Adspace reported a 50 percent hike in mall ad revenue in July and August with a spike of 85 percent in September, according to Bill Ketcham, the company’s evp and CMO. Likewise, SeeSaw vp of marketing and networks Rocky Gunderson said its mall business grew 50 percent in the third quarter. Both executives expect full-year ’09 revenue will rise about 50 percent compared to last year, a tough call since most buys are being placed close to the scheduled ad run.
Jean-Luc Decaux, co-CEO at JCDecaux North America, was less specific about third-quarter revenue growth. “Performance in the third quarter is better than the first half of the year,” he said. He noted a shift in campaigns for back-to-school to the earlier part of August.
“Advertisers are trying to get in front of consumers earlier than before.”
Some categories upped spending in September. When contacted in August, Michelle Schiano, vp of marketing for Eye Corp., observed that fashion was on the rise, but accessories weren’t following. By early September, accessories had also picked up. And healthcare, DVDs and TV were also stronger.
Decaux ticked off the relative growth of the top five ad categories in malls for his company: The top sector, media and entertainment, is “strong and resilient”; No. 2, apparel, is down around 15 percent, although spenders include Skechers, American Eagle and True Religion; No. 3, cosmetics and beauty, is up somewhat, with buys from Clarins, Shiseido and L’Occitane; No. 4, telecommunications, is up thanks to brands like U.S. Cellular and Verizon; and No. 5, food and beverage, is “more or less flat.”

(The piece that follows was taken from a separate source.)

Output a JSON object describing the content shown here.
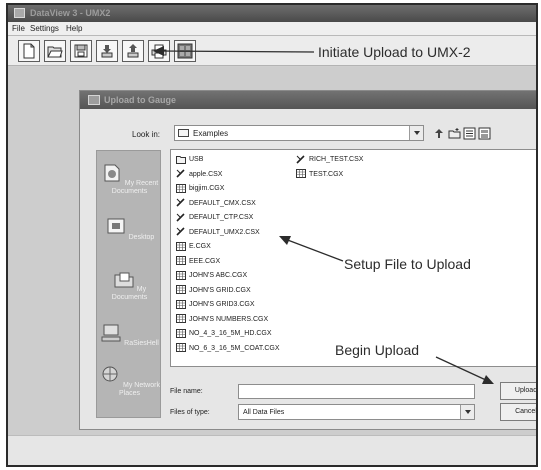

Execs see clear reasons for their companies’ big growth in otherwise hard times for media. Ketchum cited attractive demos: teens, young adults and women. Probably more important are attractive CPMs -- around $5, which are low compared with TV.
Those better rates have caused many advertisers to shift budgets out of newspaper circulars into mall signage, said Gunderson. “There’s more research in the marketplace from companies like Arbitron, which shows people are aware of the screens,” he said. “And because the ads are contextually relevant, they take action.”
Jeremy Lockhorn, director of emerging media at Razorfish, added, “We work with retail brands that own and operate stores, as well as labels in department stores. And both are natural fits for digital signage in malls.”